2. Workflow optimization to minimize time burden (workflows must be built into the EHR environment)
3. Regular updates to medication databases and formularies (CDSS systems must be readily updated as new evidence emerges)
4. Adequate training for all team members (turn-over and training are two major barriers to success)
5. Management of technical issues and system responsiveness (technical issue support is always present in software-based systems)
Conclusion
As health care continues to embrace technological solutions, this study serves as a model for how CDSS should be validated and implemented. The results demonstrate that achieving real clinical improvements requires more than just sophisticated algorithms – it demands careful attention to workflow integration, team dynamics, and patient engagement. Future CDSS developments would benefit from following similar comprehensive validation approaches to ensure they deliver on their promise of improving patient care. Both clinical effectiveness and clinician-usability are critical factors to consider in CDSS implementations.

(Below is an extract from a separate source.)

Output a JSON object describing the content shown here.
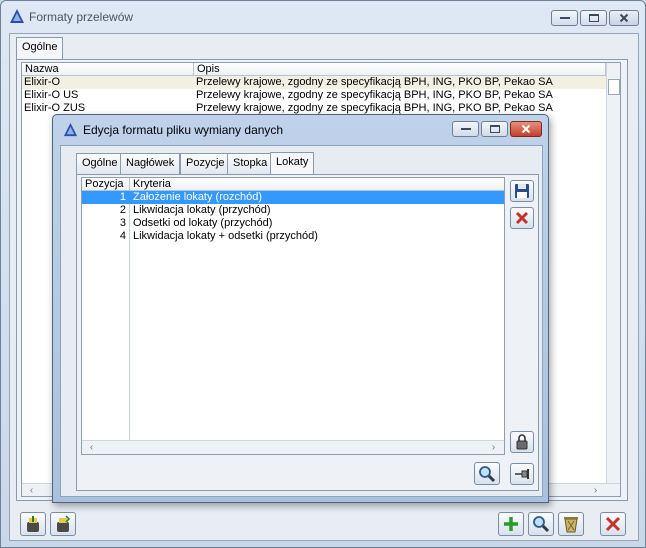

This type of thorough clinical validation, while resource-intensive, provides the evidence needed to support broader adoption of CDSS in clinical practice and helps ensure that technological innovations translate into meaningful improvements in patient outcomes.
Let me know what you think!
The proprietary EHR (EPIC/Cerner etc) are a major problem for improvements in health care as well as the availability of care. The time and finanacial resources required to implement and maintain these systems is huge. Health care workers spend an inordinate amount of time interacting with their computers rather than with their patients. But the issue for today is that health care workers are no longer able to fluidly move from one institution or employer to another. A common interface or an inter face that was more intuitive using Natural Language.
We are never going to go back to a paper chart or paper documentation but the current systems do not enhance the bedside experience and therefore they do not enhance the patient experience.